I am specifically concerned with the compiler realising that it can abort the loop early, once it found a differing byte.

I assume that the volatile reads help nothing with keeping the loop running, but are only to avoid caching effects?

Is there a way to tell the Rust compiler to not abort the loop once result changes its value from Ordering::Equal to something else?

I'm afraid Rust has no mechanism against timing attacks. The problem isn't just that it may break out of the loop. Each loop iteration may take time that depends on the data.

The only way seems to be write the sensitive parts in assembly, or at least inspect the generated assembly code. Even assembly instructions may sometimes take different time depending on the data, so this is very platform specific.

If you want to ensure the loop always iterates through the entire array then how about something like:

pub fn timing_attack_proof_equ(us: &[u8], them: &[u8]) -> bool {
    if us.len() != them.len() {
        return false;
    }

    let mut result: u8 = 0;

    for i in 0..us.len() {
        result |= us[i] ^ them[i];
    }

    result == 0
}

That gets rid of the if and any problems balancing the timing in each branch.

I'm not sure if that helps with hiding the timing though. As noted above the compiler is free to do all kind of weird things and God knows what our processors do under the hood with all their caches, pipelines, parallel dispatch, branch predictors and so on.

I'd want to:
a) Be sure I'm using a processor that even has predictable timing for anything.
b) Check the generated assembly code for any odd behaviour.
c) Have tests in place that verifies the timing is invariant over a pile of random arrays that are and are not equal.

By which time one may as well be writing the thing in assembler anyway.

Ah, looking at the inspiration for the OP secstr/lib.rs at trunk - secstr - Codeberg.org I see it uses the same XOR trick. Along with a bunch of checks that are probably sensible.

BTW this code only checks if the two slices have even number of different elements.

assert_eq!(timing_attack_proof_equ(&[1, 2], &[3, 4]), true);

Damn! Quite so. I had a go at fixing it above.

Thanks for your ideas everyone! I am myself not affiliated with the secstr crate, so I do not know what the rationale behind calling their comparison function "timing attack proof" is (they actually call it constant time, but I assume this means the same).

But blindly following their example, I now came up with the following. The idea is to iterate over the arrays in reverse and update the result on the way. Since the result may be updated by the element at index zero no matter what happens with the other elements, the loop cannot be aborted early.

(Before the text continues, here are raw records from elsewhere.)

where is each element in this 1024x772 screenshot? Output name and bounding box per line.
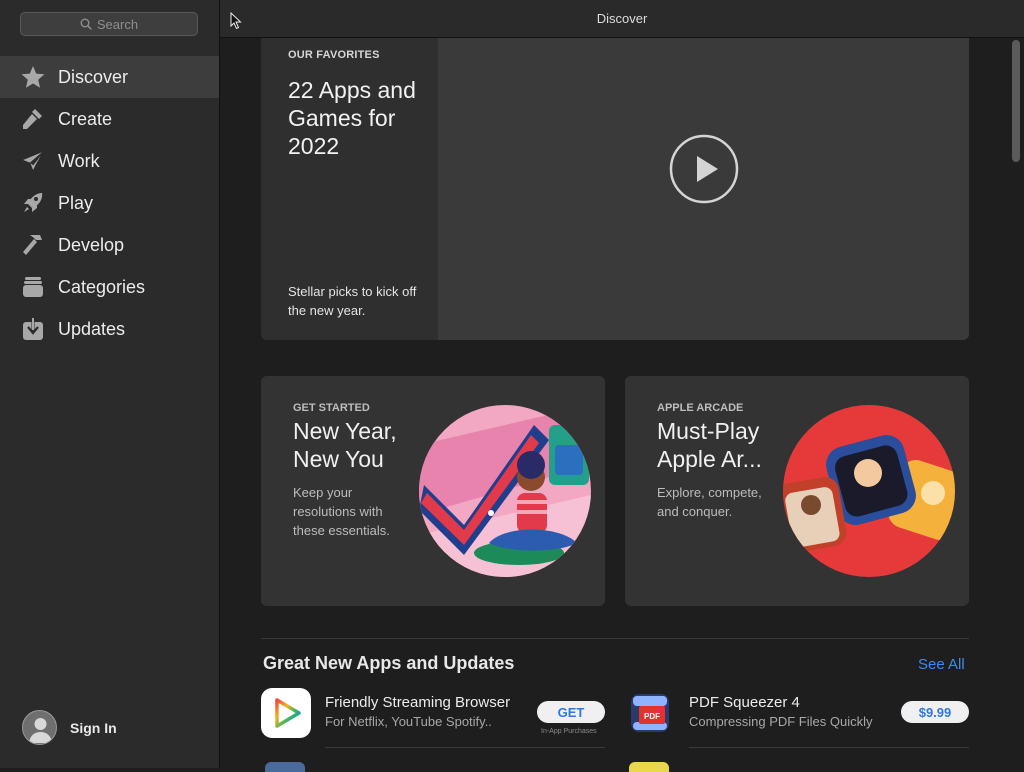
sidebar-item-updates[interactable]: Updates [0, 308, 219, 350]
sidebar-item-label: Develop [58, 234, 125, 255]
play-triangle-app-icon [261, 688, 311, 738]
section-divider [261, 638, 969, 639]
card-eyebrow: GET STARTED [293, 402, 370, 414]
app-name: Friendly Streaming Browser [325, 694, 511, 711]
person-icon [29, 718, 52, 743]
price-button[interactable]: $9.99 [901, 701, 969, 723]
sidebar-item-label: Play [58, 192, 94, 213]
sidebar-item-label: Categories [58, 276, 146, 297]
card-subtitle: Keep your resolutions with these essenti… [293, 485, 390, 538]
app-row-pdf-squeezer[interactable]: PDF PDF Squeezer 4 Compressing PDF Files… [625, 688, 969, 738]
hero-video[interactable] [438, 38, 969, 340]
row-divider [689, 747, 969, 748]
paper-plane-icon [20, 148, 46, 174]
story-card-get-started[interactable]: GET STARTED New Year, New You Keep your … [261, 376, 605, 606]
page-title: Discover [596, 11, 648, 26]
app-name: PDF Squeezer 4 [689, 694, 800, 711]
star-icon [20, 64, 46, 90]
arcade-games-illustration [783, 405, 955, 577]
vertical-scrollbar[interactable] [1012, 40, 1020, 162]
mouse-cursor-icon [230, 12, 242, 30]
row-divider [325, 747, 605, 748]
sidebar-item-categories[interactable]: Categories [0, 266, 219, 308]
app-description: Compressing PDF Files Quickly [689, 714, 873, 729]
see-all-link[interactable]: See All [918, 656, 965, 673]
next-app-icon-partial [265, 762, 305, 772]
brush-icon [20, 106, 46, 132]
hammer-icon [20, 232, 46, 258]
card-headline: New Year, New You [293, 418, 397, 472]
play-icon[interactable] [669, 134, 739, 204]
search-field[interactable]: Search [20, 12, 198, 36]
svg-text:PDF: PDF [644, 712, 660, 721]
card-subtitle: Explore, compete, and conquer. [657, 485, 762, 519]
card-eyebrow: APPLE ARCADE [657, 402, 744, 414]
pdf-squeezer-app-icon: PDF [625, 688, 675, 738]
section-title: Great New Apps and Updates [263, 653, 515, 673]
sidebar-item-label: Create [58, 108, 113, 129]
hero-text-panel: OUR FAVORITES 22 Apps and Games for 2022… [261, 38, 438, 340]
sign-in-button[interactable]: Sign In [22, 710, 117, 745]
get-button[interactable]: GET [537, 701, 605, 723]
hero-headline: 22 Apps and Games for 2022 [288, 77, 416, 159]
sidebar-item-label: Work [58, 150, 100, 171]
search-icon [80, 18, 92, 30]
sidebar-nav: Discover Create Work Play Develop Catego… [0, 56, 219, 350]
card-headline: Must-Play Apple Ar... [657, 418, 762, 472]
hero-card[interactable]: OUR FAVORITES 22 Apps and Games for 2022… [261, 38, 969, 340]
app-row-friendly-streaming-browser[interactable]: Friendly Streaming Browser For Netflix, … [261, 688, 605, 738]
rocket-icon [20, 190, 46, 216]
sidebar: Search Discover Create Work Play Develop… [0, 0, 220, 768]
sidebar-item-discover[interactable]: Discover [0, 56, 219, 98]
search-placeholder: Search [96, 16, 139, 32]
hero-subtitle: Stellar picks to kick off the new year. [288, 284, 417, 318]
app-description: For Netflix, YouTube Spotify.. [325, 714, 492, 729]
next-app-icon-partial [629, 762, 669, 772]
sidebar-item-develop[interactable]: Develop [0, 224, 219, 266]
sidebar-item-label: Discover [58, 66, 129, 87]
title-bar: Discover [220, 0, 1024, 38]
in-app-purchases-note: In-App Purchases [541, 728, 597, 735]
stack-icon [20, 274, 46, 300]
sidebar-item-label: Updates [58, 318, 126, 339]
sidebar-item-play[interactable]: Play [0, 182, 219, 224]
sign-in-label: Sign In [70, 719, 117, 736]
sidebar-item-create[interactable]: Create [0, 98, 219, 140]
download-icon [20, 316, 46, 342]
sidebar-item-work[interactable]: Work [0, 140, 219, 182]
meditation-illustration [419, 405, 591, 577]
story-card-apple-arcade[interactable]: APPLE ARCADE Must-Play Apple Ar... Explo… [625, 376, 969, 606]
hero-eyebrow: OUR FAVORITES [288, 49, 380, 61]
avatar [22, 710, 57, 745]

pub unsafe fn timing_attack_proof_cmp(us: *const u8, us_len: usize, them: *const u8, them_len: usize) -> Ordering {
    let mut result = Ordering::Equal;

    for i in (0..(us_len.min(them_len))).rev() {
        let us_val = std::ptr::read_volatile(us.add(i));
        let them_val = std::ptr::read_volatile(them.add(i));

        let new_result = us_val.cmp(&them_val);
        if new_result != Ordering::Equal {
            result = new_result;
        }
    }

    if result == Ordering::Equal {
        us_len.cmp(&them_len)
    } else {
        result
    }
}

Of course, the compiler could rewrite the whole thing back to what I had in the OP, but I'd just assume that reversing loops is not usually done by an optimising compiler.

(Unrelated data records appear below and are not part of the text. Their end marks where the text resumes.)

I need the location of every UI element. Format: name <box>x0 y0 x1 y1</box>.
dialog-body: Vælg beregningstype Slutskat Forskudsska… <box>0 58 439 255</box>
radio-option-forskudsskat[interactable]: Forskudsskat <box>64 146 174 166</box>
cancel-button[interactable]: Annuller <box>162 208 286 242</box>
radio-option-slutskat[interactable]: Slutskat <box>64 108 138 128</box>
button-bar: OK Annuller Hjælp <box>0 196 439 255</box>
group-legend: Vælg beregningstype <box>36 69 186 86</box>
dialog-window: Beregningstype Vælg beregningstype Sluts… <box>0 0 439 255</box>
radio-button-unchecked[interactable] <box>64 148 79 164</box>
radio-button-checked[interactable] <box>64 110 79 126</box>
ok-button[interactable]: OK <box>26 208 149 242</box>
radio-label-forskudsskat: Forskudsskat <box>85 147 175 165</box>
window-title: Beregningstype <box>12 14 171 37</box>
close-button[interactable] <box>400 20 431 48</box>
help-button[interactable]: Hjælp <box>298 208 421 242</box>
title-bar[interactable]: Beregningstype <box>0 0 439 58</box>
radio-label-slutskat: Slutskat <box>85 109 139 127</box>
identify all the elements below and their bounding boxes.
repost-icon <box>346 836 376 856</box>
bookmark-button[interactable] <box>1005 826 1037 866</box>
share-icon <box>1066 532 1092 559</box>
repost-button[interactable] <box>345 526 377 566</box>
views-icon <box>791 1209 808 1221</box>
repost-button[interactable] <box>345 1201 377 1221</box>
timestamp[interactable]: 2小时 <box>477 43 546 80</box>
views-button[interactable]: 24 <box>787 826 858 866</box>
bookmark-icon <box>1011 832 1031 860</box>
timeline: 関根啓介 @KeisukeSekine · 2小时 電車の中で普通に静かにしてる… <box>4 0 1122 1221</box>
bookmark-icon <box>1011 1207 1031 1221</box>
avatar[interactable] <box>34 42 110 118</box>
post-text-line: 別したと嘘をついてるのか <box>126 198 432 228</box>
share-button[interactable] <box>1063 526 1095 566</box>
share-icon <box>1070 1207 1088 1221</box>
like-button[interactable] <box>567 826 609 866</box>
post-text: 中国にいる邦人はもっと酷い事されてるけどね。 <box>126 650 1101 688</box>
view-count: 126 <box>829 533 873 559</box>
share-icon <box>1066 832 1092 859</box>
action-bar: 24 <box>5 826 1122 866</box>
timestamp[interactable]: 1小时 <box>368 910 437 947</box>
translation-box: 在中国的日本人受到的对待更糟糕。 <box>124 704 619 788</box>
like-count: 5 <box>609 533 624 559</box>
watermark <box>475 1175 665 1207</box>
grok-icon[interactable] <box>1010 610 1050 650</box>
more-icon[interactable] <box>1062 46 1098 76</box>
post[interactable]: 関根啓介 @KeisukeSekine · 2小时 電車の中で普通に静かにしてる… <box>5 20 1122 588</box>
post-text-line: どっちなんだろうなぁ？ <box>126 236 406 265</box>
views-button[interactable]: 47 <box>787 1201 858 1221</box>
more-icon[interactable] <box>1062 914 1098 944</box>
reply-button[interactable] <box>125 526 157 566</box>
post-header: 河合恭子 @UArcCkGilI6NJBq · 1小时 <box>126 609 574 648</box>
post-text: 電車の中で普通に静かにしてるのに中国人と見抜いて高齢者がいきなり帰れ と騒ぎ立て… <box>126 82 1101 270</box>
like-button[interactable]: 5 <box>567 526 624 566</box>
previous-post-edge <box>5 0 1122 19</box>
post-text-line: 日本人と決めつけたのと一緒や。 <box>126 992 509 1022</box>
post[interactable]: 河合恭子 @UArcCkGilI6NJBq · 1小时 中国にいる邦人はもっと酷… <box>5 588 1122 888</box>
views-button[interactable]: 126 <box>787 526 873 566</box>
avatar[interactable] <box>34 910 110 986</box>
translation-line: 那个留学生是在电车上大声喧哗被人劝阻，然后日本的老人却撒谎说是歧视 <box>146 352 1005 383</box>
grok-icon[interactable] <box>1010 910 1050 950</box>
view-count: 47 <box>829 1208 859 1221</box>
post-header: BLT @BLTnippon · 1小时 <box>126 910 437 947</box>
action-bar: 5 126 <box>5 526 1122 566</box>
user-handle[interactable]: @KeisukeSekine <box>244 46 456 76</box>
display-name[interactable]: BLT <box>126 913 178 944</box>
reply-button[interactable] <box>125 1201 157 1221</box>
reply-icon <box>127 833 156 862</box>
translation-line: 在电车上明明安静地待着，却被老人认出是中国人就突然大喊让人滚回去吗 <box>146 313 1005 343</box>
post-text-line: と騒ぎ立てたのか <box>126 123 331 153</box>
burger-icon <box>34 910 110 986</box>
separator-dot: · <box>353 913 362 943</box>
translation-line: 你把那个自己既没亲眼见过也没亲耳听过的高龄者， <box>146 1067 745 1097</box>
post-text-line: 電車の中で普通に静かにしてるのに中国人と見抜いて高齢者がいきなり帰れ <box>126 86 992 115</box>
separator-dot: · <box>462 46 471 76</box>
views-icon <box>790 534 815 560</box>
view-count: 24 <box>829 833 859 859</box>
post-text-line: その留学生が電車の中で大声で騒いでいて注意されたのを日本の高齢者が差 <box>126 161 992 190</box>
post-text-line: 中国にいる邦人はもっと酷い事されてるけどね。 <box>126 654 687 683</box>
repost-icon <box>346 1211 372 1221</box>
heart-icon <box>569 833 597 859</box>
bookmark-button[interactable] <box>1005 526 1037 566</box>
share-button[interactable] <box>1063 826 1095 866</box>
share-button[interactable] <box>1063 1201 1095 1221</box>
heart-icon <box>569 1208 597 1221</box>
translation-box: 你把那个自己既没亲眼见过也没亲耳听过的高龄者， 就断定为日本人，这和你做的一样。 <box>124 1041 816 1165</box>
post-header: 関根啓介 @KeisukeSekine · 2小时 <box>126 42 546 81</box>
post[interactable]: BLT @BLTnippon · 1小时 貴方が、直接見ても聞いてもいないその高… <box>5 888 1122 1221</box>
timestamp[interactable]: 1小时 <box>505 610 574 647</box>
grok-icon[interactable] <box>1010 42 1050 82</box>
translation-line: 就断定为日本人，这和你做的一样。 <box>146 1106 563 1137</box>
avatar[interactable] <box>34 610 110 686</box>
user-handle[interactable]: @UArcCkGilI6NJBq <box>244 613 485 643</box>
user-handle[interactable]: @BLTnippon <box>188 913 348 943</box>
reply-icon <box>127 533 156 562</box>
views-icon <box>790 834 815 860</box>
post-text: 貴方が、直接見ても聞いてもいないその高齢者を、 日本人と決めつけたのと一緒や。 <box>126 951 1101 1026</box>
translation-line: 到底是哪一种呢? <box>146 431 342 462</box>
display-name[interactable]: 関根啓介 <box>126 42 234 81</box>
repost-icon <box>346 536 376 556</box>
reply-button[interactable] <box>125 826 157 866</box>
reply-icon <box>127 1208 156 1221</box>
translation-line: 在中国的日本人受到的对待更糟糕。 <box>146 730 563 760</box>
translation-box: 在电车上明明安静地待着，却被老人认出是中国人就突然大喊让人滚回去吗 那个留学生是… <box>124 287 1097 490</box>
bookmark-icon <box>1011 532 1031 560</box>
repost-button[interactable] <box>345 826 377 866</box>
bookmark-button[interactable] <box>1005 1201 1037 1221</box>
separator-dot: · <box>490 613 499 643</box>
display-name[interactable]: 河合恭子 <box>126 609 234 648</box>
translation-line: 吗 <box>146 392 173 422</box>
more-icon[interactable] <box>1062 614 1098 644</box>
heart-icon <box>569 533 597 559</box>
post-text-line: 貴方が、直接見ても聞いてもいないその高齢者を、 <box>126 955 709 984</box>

It's not clear to me why one expect the loop to not terminate early when going backwards.

It's also not clear why you would do all that complication when you have a simple example already.

What is the end goal in rewriting what there is in secstr?

You are probably talking about comparing for equality? The code I posted here compares lexicographically, like the cmp method on e.g. [u8].

There's a crate for this, btw. It uses XOR and black_box:

Another idea may be to use volatile reads which are not allowed to be optimized away in theory. I don't have proof that this works; you'd have to check the generated assembly.

That seems weird given that the docs for black_box explicitly say "it must not be relied upon to control critical program behavior. This immediately precludes any direct use of this function for cryptographic or security purposes." (emphasis as in the original).

It seems the constant_time_eq crate uses inline assembly for the more popular CPU architectures and only uses black_box as a fallback for the others.